The 2006 Year of the Dog, the 11th gold coin in The Perth Mint’s 12-coin Lunar Series, has been released and is now immediately available for delivery. Officially, however, the Year of the Dog does not begin until January 29, 2006, and it runs until February 17, 2007.
The Perth Mint Lunar Series gold coins come in eight sizes: 1-kilo, 10-oz, 2-oz, 1-oz, 1/2-oz, 1/4-oz, 1/10-oz, and 1/20-oz, with legal tender denominations of $3000, $1000, $200, $100, $50, $25, $15, and $5 respectively. Lunar Series gold coins are .9999 fine (99.99% pure) gold. An image of Her Majesty Queen Elizabeth II graces the obverse; the reverse carries the image of a beagle. The 1-oz ounce ($100) is by far the most popular of the Lunar Series gold coins.
The silver coins in the Lunar Series come in seven sizes: 1-kilo, 1/2-kilo, 10-oz, 5-oz, 2-oz, 1-oz, and 1/2-oz, with legal tender denominations of $30, $15, $10, $8, $2, $1, and 50 cents respectively. Lunar Series silver coins are.999 fine (99.9% pure). As with the gold coins in the Series, the obverse of the silver coins bears a likeness of Her Majesty Queen Elizabeth II. However, the reverse of the silver coins carries the image of a German shepherd.
Perth Mint Lunar Series: Popular with coin collectors worldwide
Lunar Series one-ounce gold coins have become immensely popular with coin collectors worldwide for several reasons. Although the theme is not unique, other mints having done lunar series during earlier lunar cycles, timing seems to be perfect for The Perth Mint Lunar Series because China will host the Summer Olympics in 2008, one year after the Series ends with the Year of the Pig. Interest in China-and anything related to China-seems to be increasing.
Further, production of the 1-oz coins is limited to 30,000-a number that has turned out to be ideal for a collectors’ series. The 2000 Year of the Dragon reached the production cap of 30,000 and sells at a big premium in the secondary market.

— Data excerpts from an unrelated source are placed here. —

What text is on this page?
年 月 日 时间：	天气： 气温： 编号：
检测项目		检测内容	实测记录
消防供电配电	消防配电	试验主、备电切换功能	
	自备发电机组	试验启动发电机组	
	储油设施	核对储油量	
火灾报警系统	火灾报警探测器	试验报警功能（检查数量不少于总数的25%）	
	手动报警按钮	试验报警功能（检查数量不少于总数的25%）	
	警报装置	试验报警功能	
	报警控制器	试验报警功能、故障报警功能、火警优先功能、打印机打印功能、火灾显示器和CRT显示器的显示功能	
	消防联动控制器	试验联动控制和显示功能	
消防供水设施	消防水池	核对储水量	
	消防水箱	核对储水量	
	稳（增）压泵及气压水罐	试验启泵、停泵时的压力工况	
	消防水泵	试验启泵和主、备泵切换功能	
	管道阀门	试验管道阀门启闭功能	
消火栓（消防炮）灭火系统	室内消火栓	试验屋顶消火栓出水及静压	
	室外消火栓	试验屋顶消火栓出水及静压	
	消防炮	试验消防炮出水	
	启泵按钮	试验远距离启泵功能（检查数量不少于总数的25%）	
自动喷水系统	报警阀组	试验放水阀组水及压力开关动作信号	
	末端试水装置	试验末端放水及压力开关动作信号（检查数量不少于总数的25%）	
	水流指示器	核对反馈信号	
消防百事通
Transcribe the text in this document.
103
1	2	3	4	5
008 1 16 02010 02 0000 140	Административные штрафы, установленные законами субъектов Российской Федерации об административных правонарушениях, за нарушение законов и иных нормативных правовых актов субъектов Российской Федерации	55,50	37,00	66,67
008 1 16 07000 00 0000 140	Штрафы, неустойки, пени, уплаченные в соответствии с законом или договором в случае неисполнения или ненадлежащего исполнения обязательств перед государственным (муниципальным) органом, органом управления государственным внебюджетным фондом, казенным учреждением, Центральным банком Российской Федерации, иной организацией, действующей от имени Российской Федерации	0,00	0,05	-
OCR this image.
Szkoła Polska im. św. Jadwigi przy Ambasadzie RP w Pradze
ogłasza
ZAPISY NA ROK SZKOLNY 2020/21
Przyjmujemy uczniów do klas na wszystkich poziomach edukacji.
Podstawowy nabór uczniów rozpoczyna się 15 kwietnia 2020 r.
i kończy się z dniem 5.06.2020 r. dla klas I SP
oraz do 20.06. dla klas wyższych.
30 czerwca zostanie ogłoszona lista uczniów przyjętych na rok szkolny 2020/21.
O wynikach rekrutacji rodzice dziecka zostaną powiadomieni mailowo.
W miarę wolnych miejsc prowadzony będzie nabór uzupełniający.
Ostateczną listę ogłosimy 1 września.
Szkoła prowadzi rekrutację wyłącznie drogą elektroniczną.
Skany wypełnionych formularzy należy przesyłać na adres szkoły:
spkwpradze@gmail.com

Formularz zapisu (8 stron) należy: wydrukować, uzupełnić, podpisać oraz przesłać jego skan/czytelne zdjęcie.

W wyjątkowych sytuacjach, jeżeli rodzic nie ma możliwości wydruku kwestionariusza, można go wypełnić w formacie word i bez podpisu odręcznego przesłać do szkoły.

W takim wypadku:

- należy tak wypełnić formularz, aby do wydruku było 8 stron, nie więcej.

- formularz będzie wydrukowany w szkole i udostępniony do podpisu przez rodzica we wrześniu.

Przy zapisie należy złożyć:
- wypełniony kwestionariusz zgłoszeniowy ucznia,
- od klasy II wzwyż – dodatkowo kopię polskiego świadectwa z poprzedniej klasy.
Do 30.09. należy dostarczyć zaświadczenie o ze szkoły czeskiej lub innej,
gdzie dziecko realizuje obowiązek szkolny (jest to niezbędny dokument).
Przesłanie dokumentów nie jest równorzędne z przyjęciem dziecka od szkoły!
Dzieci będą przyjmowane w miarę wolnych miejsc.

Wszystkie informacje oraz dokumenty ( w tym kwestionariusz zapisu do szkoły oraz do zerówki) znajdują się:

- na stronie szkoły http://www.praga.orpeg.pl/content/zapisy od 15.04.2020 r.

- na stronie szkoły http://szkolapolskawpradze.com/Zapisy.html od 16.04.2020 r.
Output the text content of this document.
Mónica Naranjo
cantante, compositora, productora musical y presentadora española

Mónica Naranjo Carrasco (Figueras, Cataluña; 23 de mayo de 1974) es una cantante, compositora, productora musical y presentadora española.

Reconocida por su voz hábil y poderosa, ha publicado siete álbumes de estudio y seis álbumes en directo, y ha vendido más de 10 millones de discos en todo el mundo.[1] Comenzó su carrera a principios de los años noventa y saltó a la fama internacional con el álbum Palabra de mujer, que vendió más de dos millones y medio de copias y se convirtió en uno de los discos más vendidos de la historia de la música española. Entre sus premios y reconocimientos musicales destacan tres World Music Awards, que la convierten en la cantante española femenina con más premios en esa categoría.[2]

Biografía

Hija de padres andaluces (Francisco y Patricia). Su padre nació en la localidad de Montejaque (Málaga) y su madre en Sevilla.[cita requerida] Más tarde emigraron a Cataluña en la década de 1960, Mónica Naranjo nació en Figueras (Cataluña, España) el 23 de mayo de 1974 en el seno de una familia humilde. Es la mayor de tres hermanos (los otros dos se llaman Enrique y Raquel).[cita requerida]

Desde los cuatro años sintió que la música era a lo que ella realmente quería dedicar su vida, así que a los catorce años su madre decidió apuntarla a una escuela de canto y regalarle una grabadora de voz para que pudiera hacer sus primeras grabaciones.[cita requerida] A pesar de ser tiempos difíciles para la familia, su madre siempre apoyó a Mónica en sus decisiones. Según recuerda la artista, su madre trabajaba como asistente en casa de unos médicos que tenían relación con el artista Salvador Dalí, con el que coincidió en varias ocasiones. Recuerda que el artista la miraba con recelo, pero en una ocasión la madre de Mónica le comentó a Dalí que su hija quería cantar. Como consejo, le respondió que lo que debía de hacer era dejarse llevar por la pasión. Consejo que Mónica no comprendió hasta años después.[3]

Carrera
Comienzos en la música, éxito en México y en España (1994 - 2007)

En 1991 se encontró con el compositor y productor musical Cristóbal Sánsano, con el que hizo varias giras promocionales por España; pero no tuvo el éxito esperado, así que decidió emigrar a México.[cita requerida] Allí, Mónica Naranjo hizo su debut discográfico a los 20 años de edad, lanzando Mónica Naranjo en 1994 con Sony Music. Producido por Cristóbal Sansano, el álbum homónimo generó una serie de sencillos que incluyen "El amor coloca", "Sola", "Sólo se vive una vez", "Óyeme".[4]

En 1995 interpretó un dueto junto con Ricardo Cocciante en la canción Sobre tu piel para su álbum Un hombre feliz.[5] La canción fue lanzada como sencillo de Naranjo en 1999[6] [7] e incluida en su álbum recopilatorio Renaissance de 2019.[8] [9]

The 2002 Year of the Horse 1-oz gold coin also hit the production cap and is no longer available from The Perth Mint; however, 1-oz Gold Horses are still in inventory at some wholesalers. When the wholesalers sell out, the Horses are likely to pick up premiums quickly. The 2001 Year of the Snake will probably be the next 1-oz gold coin in the Series to hit the production cap.
But perhaps the primary reason for the collector popularity of the Lunar Series is the exquisite quality of the coins. The Perth Mint holds an uncompromising commitment to quality manufacture, and no other mint turns out more beautiful coins. The Perth Mint was established in 1899, operated as a branch of Britain’s Royal Mint until 1970, and now is owned by the government of Western Australia.
None of the silver coins in the Lunar Series have reached their production limits, probably because the silver coins are priced for the collectible market. The gold coins in the Series, on the other hand, are priced at about the same prices as popular bullion coins, such as the American Gold Eagles and the Gold Maple Leafs. This means that by going with Lunar Series gold coins bullion investors can own collectible gold coins without paying huge collector premiums.